Las restricciones actuales en medios técnicos y humanos impiden que este recurso se utilice de manera habitual por los distintos profesionales, lo que conlleva una limitación del ejercicio efectivo del interés superior del menor. Por ello, tanto el Poder Judicial como el Consejo General de Psicólogos, demandan con urgencia a la Administración la consolidación de estos perfiles profesionales.

¿Tiene garantías procesales la prueba preconstituida?

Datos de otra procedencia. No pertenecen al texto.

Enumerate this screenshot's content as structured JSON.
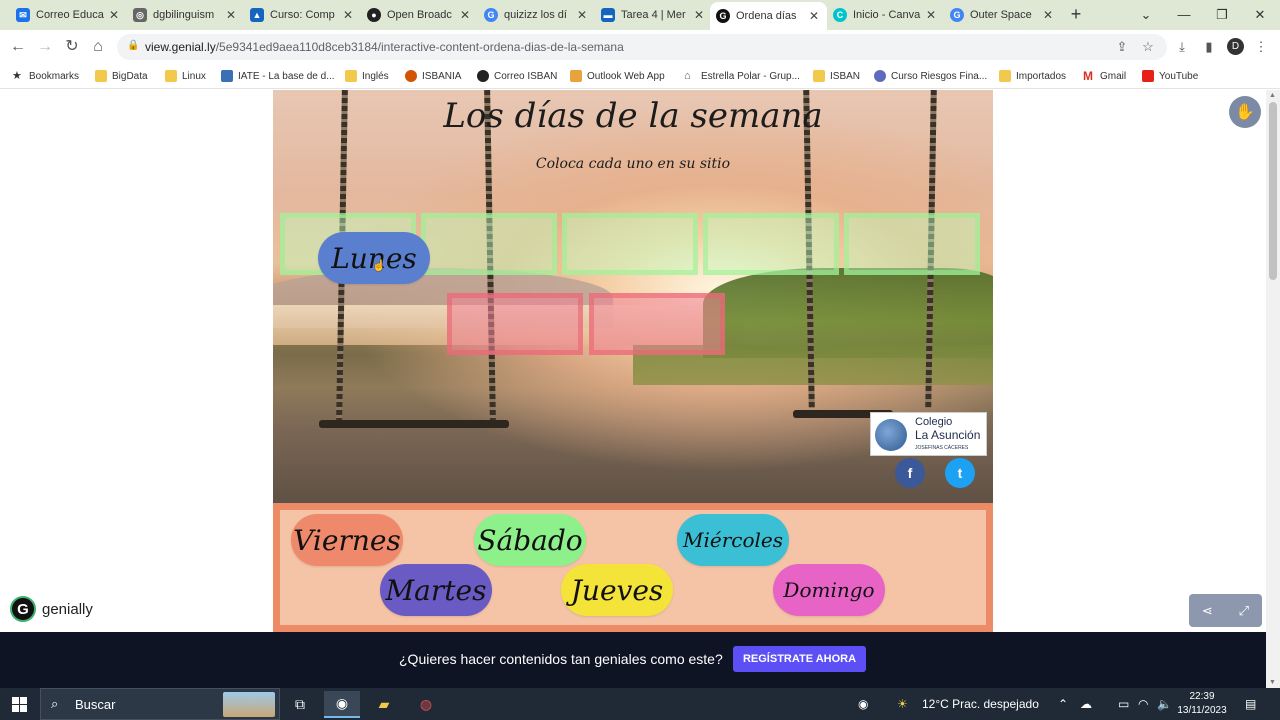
{
  "browser": {
    "tabs": [
      {
        "title": "Correo Educa",
        "icon": "mail-icon",
        "color": "#1a73e8"
      },
      {
        "title": "dgbilinguism",
        "icon": "web-icon",
        "color": "#555555"
      },
      {
        "title": "Curso: Comp",
        "icon": "course-icon",
        "color": "#1565c0"
      },
      {
        "title": "Open Broadc",
        "icon": "obs-icon",
        "color": "#222222"
      },
      {
        "title": "quizizz los dí",
        "icon": "google-icon",
        "color": "#4285f4"
      },
      {
        "title": "Tarea 4 | Mer",
        "icon": "board-icon",
        "color": "#1565c0"
      },
      {
        "title": "Ordena días",
        "icon": "genially-icon",
        "color": "#111111",
        "active": true
      },
      {
        "title": "Inicio - Canva",
        "icon": "canva-icon",
        "color": "#00c4cc"
      },
      {
        "title": "Outer Space",
        "icon": "google-icon",
        "color": "#4285f4"
      }
    ],
    "url_host": "view.genial.ly",
    "url_path": "/5e9341ed9aea110d8ceb3184/interactive-content-ordena-dias-de-la-semana",
    "profile_initial": "D",
    "bookmarks": [
      {
        "label": "Bookmarks",
        "icon": "star-icon"
      },
      {
        "label": "BigData",
        "icon": "folder-icon"
      },
      {
        "label": "Linux",
        "icon": "folder-icon"
      },
      {
        "label": "IATE - La base de d...",
        "icon": "iate-icon"
      },
      {
        "label": "Inglés",
        "icon": "folder-icon"
      },
      {
        "label": "ISBANIA",
        "icon": "isbania-icon"
      },
      {
        "label": "Correo ISBAN",
        "icon": "mail-icon"
      },
      {
        "label": "Outlook Web App",
        "icon": "outlook-icon"
      },
      {
        "label": "Estrella Polar - Grup...",
        "icon": "home-icon"
      },
      {
        "label": "ISBAN",
        "icon": "folder-icon"
      },
      {
        "label": "Curso Riesgos Fina...",
        "icon": "course-icon"
      },
      {
        "label": "Importados",
        "icon": "folder-icon"
      },
      {
        "label": "Gmail",
        "icon": "gmail-icon"
      },
      {
        "label": "YouTube",
        "icon": "youtube-icon"
      }
    ]
  },
  "activity": {
    "title": "Los días de la semana",
    "subtitle": "Coloca cada uno en su sitio",
    "placed_day": {
      "label": "Lunes",
      "color": "#5b7fcf"
    },
    "tray_days": [
      {
        "label": "Viernes",
        "color": "#ee8a6b"
      },
      {
        "label": "Sábado",
        "color": "#8df08a"
      },
      {
        "label": "Miércoles",
        "color": "#3bbfd4"
      },
      {
        "label": "Martes",
        "color": "#6a5ac4"
      },
      {
        "label": "Jueves",
        "color": "#f4e338"
      },
      {
        "label": "Domingo",
        "color": "#e863c6"
      }
    ],
    "school_logo": {
      "line1": "Colegio",
      "line2": "La Asunción",
      "line3": "JOSEFINAS CÁCERES"
    }
  },
  "genially": {
    "brand": "genially"
  },
  "banner": {
    "question": "¿Quieres hacer contenidos tan geniales como este?",
    "cta": "REGÍSTRATE AHORA"
  },
  "taskbar": {
    "search_placeholder": "Buscar",
    "weather": "12°C  Prac. despejado",
    "time": "22:39",
    "date": "13/11/2023"
  }
}
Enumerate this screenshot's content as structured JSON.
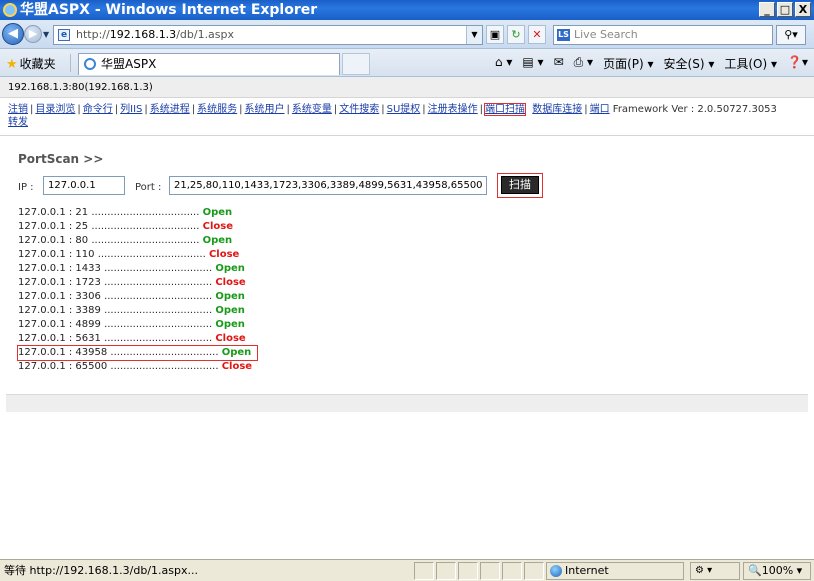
{
  "window": {
    "title": "华盟ASPX - Windows Internet Explorer",
    "min": "_",
    "max": "□",
    "close": "X"
  },
  "address": {
    "url_prefix": "http://",
    "url_host": "192.168.1.3",
    "url_path": "/db/1.aspx",
    "search_placeholder": "Live Search"
  },
  "tabs": {
    "favorites_label": "收藏夹",
    "tab_title": "华盟ASPX",
    "commands": [
      "页面(P) ▾",
      "安全(S) ▾",
      "工具(O) ▾"
    ]
  },
  "page": {
    "host_info": "192.168.1.3:80(192.168.1.3)",
    "menu": [
      "注销",
      "目录浏览",
      "命令行",
      "列IIS",
      "系统进程",
      "系统服务",
      "系统用户",
      "系统变量",
      "文件搜索",
      "SU提权",
      "注册表操作",
      "端口扫描",
      "数据库连接",
      "端口"
    ],
    "framework_version": "Framework Ver : 2.0.50727.3053",
    "menu_last": "转发",
    "scan": {
      "title": "PortScan >>",
      "ip_label": "IP :",
      "ip_value": "127.0.0.1",
      "port_label": "Port :",
      "port_value": "21,25,80,110,1433,1723,3306,3389,4899,5631,43958,65500",
      "button_label": "扫描"
    },
    "results": [
      {
        "target": "127.0.0.1 : 21 ..................................",
        "status": "Open"
      },
      {
        "target": "127.0.0.1 : 25 ..................................",
        "status": "Close"
      },
      {
        "target": "127.0.0.1 : 80 ..................................",
        "status": "Open"
      },
      {
        "target": "127.0.0.1 : 110 ..................................",
        "status": "Close"
      },
      {
        "target": "127.0.0.1 : 1433 ..................................",
        "status": "Open"
      },
      {
        "target": "127.0.0.1 : 1723 ..................................",
        "status": "Close"
      },
      {
        "target": "127.0.0.1 : 3306 ..................................",
        "status": "Open"
      },
      {
        "target": "127.0.0.1 : 3389 ..................................",
        "status": "Open"
      },
      {
        "target": "127.0.0.1 : 4899 ..................................",
        "status": "Open"
      },
      {
        "target": "127.0.0.1 : 5631 ..................................",
        "status": "Close"
      },
      {
        "target": "127.0.0.1 : 43958 ..................................",
        "status": "Open"
      },
      {
        "target": "127.0.0.1 : 65500 ..................................",
        "status": "Close"
      }
    ]
  },
  "status": {
    "text": "等待 http://192.168.1.3/db/1.aspx...",
    "zone": "Internet",
    "zoom": "100%",
    "protected": "▾"
  },
  "colors": {
    "open": "#1a9a1a",
    "close": "#e01616",
    "highlight_box": "#e23030",
    "link": "#1a3ea8"
  }
}
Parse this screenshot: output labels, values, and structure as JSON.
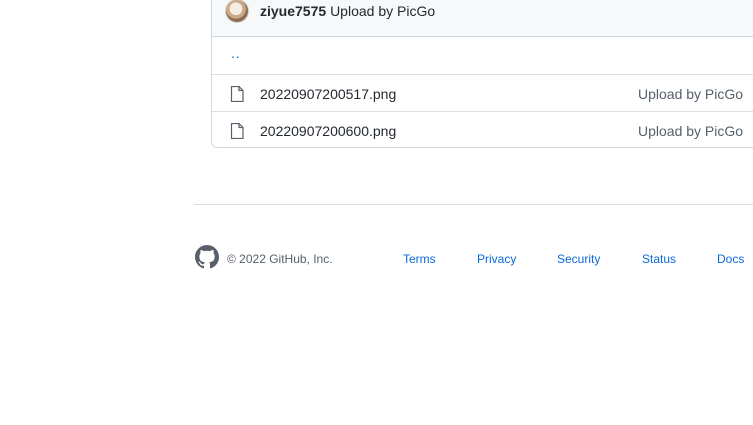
{
  "commit": {
    "author": "ziyue7575",
    "message": "Upload by PicGo"
  },
  "parent_link": "..",
  "files": [
    {
      "name": "20220907200517.png",
      "commit_message": "Upload by PicGo",
      "icon": "file-icon"
    },
    {
      "name": "20220907200600.png",
      "commit_message": "Upload by PicGo",
      "icon": "file-icon"
    }
  ],
  "footer": {
    "logo": "github-mark-icon",
    "copyright": "© 2022 GitHub, Inc.",
    "links": [
      "Terms",
      "Privacy",
      "Security",
      "Status",
      "Docs"
    ]
  },
  "colors": {
    "link": "#0969da",
    "muted": "#57606a",
    "border": "#d0d7de",
    "header_bg": "#f6f8fa"
  }
}
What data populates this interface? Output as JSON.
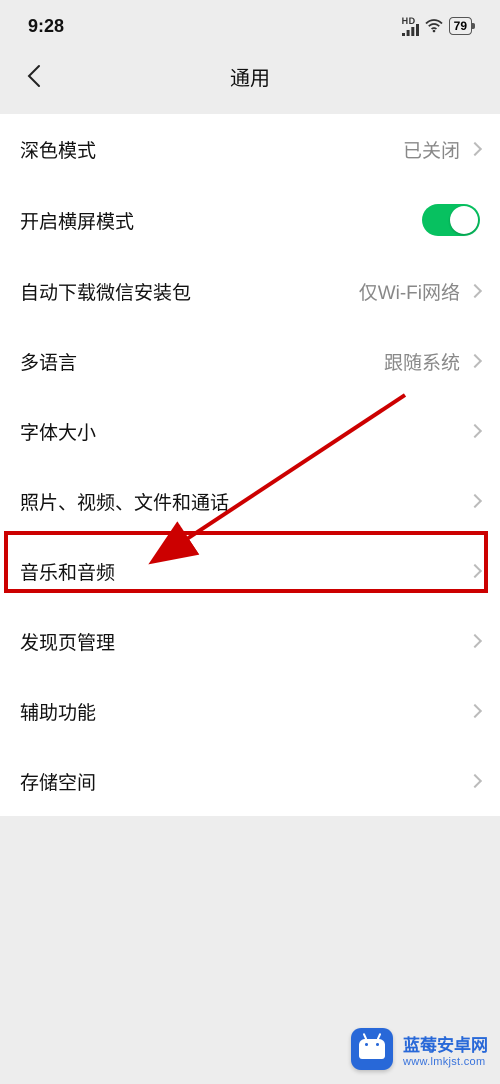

Este tipo de violencia sexual ejercida sobre los menores de edad, se produce desde una asimetría de poder del agresor respecto a la víctima, basándose no sólo en la edad, sino también en las habilidades cognitivas, vivencias, expectativas, complexión física, etc.

Por lo tanto, partimos desde la premisa de que las situaciones de violencia sexual se producen desde una posición de total desigualdad para la víctima.

El artículo 14 de la Constitución Española recoge la igualdad de todos los españoles ante la ley como derecho fundamental. Del mismo modo, el 9.2 establece que los poderes públicos deben garantizar que esta igualdad sea sustancial y efectiva, instándolos a emplear instrumentos eficaces para equilibrar y hacer posible el cumplimiento pleno de este derecho.

Así, el Tribunal Constitucional (STC 216/1991) habla de

“el derecho desigual igualatorio”; «esto es, la desigual situación de partida de un determinado colectivo requiere la adopción de medidas que tiendan a reequilibrar dichas situaciones con el objetivo de igualarlas de modo real y efectivo. De lo contrario se produciría la “discriminación por indiferenciación”, es decir, la provocada por el hecho de tratar de modo igual situaciones disímiles (Ridaura Martínez, M.J. 2005 y Martínez García, E. 2007)».

En conclusión, la prueba preconstituida constituye un instrumento al servicio de los poderes públicos (ejecutivo, legislativo y judicial) para cumplir de manera efectiva con el principio de igualdad de las partes cuando la víctima es menor de edad, máxime cuando se trata de un caso de violencia sexual.

Buscando de este modo un equilibrio y proporcionalidad durante el proceso penal, en definitiva una igualdad fáctica, frente a la igualdad de derechos ante la ley o igualdad meramente formal (STC 75/1983; STC 34/81, de 10 de Noviembre).